Manowar / Hell On Earth IV
Hell On Earth
"Manowar, Manowar, living on the road. When we're in town speakers explode."
Manowar werden geliebt, Manowar werden gehasst. Sie polarisieren, sie wüten, sie spalten, sie malträtieren, sie betäuben, sie vereinen. Alles auf einmal! Ihre archaischen Attitüden, ihr chauvinistisches Image, ihre heroischen Texte, ihre kompromisslose Musik, ihre brachiale Phongewalt. All das wird seit mehr als 20 Jahren wahrgenommen, verspottet, gefeiert, verklärt und missverstanden.

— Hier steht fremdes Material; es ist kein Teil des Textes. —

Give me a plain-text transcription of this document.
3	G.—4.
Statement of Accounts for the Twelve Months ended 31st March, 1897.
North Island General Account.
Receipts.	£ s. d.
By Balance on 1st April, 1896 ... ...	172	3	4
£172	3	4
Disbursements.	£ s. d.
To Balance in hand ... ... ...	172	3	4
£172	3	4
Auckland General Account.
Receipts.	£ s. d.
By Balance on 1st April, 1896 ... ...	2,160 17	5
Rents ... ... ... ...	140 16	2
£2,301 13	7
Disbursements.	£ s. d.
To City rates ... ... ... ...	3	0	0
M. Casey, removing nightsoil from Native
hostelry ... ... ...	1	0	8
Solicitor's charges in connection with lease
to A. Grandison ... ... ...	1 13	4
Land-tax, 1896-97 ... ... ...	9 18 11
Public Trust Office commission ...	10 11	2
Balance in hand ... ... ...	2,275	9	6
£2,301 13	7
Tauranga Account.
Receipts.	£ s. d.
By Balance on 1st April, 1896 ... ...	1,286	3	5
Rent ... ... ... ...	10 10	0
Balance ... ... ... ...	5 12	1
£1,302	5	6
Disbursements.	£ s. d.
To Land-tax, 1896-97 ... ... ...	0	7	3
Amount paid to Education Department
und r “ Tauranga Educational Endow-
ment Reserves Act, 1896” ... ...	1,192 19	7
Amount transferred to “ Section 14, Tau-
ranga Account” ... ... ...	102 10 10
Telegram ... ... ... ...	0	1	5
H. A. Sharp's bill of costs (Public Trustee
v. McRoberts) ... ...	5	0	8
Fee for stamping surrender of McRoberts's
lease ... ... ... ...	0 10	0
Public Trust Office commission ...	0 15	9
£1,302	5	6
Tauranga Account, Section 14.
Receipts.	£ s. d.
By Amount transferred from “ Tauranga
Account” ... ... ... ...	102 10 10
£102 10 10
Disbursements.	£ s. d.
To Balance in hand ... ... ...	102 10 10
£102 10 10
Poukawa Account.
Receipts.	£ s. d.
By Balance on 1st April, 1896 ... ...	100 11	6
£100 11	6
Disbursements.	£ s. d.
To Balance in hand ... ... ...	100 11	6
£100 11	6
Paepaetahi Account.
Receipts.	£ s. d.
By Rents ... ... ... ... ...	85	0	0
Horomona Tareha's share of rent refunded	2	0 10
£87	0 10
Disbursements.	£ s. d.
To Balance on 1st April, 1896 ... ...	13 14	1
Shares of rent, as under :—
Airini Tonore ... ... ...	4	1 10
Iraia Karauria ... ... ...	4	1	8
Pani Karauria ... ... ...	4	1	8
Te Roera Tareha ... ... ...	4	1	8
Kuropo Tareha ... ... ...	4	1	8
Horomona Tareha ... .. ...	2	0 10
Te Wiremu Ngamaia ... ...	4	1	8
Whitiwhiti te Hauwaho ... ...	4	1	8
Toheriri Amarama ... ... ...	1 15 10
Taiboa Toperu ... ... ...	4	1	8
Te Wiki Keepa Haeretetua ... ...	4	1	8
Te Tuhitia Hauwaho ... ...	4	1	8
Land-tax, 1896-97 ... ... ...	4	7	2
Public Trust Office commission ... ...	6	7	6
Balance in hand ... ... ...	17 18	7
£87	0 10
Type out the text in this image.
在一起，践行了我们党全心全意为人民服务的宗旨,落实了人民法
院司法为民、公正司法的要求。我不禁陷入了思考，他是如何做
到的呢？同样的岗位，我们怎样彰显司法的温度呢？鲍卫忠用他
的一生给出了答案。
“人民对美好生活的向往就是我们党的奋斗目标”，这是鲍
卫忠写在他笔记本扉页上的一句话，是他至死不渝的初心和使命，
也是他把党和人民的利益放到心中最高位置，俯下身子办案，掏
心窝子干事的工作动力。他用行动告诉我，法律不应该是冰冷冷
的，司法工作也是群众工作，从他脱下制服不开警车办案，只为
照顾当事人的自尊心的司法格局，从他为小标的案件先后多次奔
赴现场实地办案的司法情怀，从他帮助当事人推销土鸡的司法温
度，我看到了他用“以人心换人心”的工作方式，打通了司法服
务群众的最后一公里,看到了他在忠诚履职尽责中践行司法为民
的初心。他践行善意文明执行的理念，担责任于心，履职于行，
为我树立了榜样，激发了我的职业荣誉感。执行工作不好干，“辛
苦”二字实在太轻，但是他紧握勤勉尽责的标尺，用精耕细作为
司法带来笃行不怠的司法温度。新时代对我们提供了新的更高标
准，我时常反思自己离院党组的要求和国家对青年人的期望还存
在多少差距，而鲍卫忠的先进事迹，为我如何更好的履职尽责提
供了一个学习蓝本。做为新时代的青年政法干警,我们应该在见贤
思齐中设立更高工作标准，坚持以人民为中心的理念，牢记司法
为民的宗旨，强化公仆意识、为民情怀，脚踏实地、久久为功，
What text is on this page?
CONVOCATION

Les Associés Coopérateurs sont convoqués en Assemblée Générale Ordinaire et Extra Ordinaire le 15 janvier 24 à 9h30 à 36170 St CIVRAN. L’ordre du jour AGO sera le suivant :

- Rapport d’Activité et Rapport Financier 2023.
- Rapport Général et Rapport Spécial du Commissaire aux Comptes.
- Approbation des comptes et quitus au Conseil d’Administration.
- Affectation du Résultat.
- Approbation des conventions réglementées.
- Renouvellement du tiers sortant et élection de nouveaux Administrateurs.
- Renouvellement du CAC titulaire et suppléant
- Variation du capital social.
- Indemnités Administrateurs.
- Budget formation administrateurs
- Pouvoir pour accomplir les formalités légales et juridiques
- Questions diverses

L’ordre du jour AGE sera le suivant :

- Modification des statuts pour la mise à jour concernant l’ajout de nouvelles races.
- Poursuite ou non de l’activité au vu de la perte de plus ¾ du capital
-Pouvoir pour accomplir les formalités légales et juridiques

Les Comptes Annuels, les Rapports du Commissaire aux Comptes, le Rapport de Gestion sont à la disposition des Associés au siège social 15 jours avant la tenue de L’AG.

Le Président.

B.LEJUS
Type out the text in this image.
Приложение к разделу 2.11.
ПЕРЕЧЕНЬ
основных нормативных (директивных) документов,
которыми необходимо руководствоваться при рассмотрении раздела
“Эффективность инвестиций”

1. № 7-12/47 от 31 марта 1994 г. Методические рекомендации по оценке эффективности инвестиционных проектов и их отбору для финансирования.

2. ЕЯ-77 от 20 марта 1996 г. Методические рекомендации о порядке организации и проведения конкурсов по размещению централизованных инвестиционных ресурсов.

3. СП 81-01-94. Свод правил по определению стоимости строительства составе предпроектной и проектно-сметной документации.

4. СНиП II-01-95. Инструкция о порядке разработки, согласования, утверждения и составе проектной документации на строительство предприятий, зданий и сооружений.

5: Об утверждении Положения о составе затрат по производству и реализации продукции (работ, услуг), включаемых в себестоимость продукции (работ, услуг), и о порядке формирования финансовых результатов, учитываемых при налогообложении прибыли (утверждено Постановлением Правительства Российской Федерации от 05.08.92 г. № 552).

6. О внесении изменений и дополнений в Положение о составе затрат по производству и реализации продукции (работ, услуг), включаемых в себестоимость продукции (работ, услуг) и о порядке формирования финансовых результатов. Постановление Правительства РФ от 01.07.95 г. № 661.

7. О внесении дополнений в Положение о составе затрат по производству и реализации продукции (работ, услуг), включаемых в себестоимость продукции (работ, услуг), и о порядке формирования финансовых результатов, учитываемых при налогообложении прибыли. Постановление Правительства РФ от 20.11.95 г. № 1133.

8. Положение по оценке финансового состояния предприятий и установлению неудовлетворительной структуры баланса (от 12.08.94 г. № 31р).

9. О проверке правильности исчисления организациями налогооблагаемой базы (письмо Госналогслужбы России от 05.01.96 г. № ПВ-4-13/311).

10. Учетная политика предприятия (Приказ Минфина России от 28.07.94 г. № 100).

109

"By moonlight we ride, ten thousands side by side."
Sie geben sich als altweltliche Heldengestalten. In ihren Verkleidungen als mit Lederutensilien behangene, muskelbepackte Wahnsinnige fegen sie über die Bühnen der Welt, durch ihre Videoclips und den seltenen TV-Interviews.
Sie glorifizieren die Weltordnung einer Conan - Geschichte. In allen Belangen. Spärlich bekleidete Damen, kreiert nach Russ Meyer'schem Design, gehören ebenso zu ihrer Coverart wie Flaggen, Barbaren, Schwerter, Beile und abgeschlachtete Feinde!
"Ride like the wind, fight proud my son. You're the defender, god has send."
Sozialkritisches Gejammer über die Leiden einer 13-Jährigen Halbwaise, die ganz alleine ihre Vierlinge aufziehen muss, weil der Lehrer in der Hauptschule den Aufklärungsunterricht während ihrer "monatlichen Auszeit" durchgezogen hat, sind die Sache Manowars nicht. Deren Texte handeln vom Stolz, von Schlachten, von Armeen, Regimentern und Schwadronen, vom Heldentum und vom Sieg. Sie erzählen von sich, ihren Fans und vom Heavy Metal. Wirkliche innere Konflikte der Protagonisten im klassischen Sinne findet man selten. Wozu auch? Die Strukturen der Lyrics ähneln eher denen der Sword- and Sorcery Storys von beispielsweise John Norman oder Robert E. Howard.
"Battle hymnes did sound the call. You came to our side. You heard True Metal - into glory ride!"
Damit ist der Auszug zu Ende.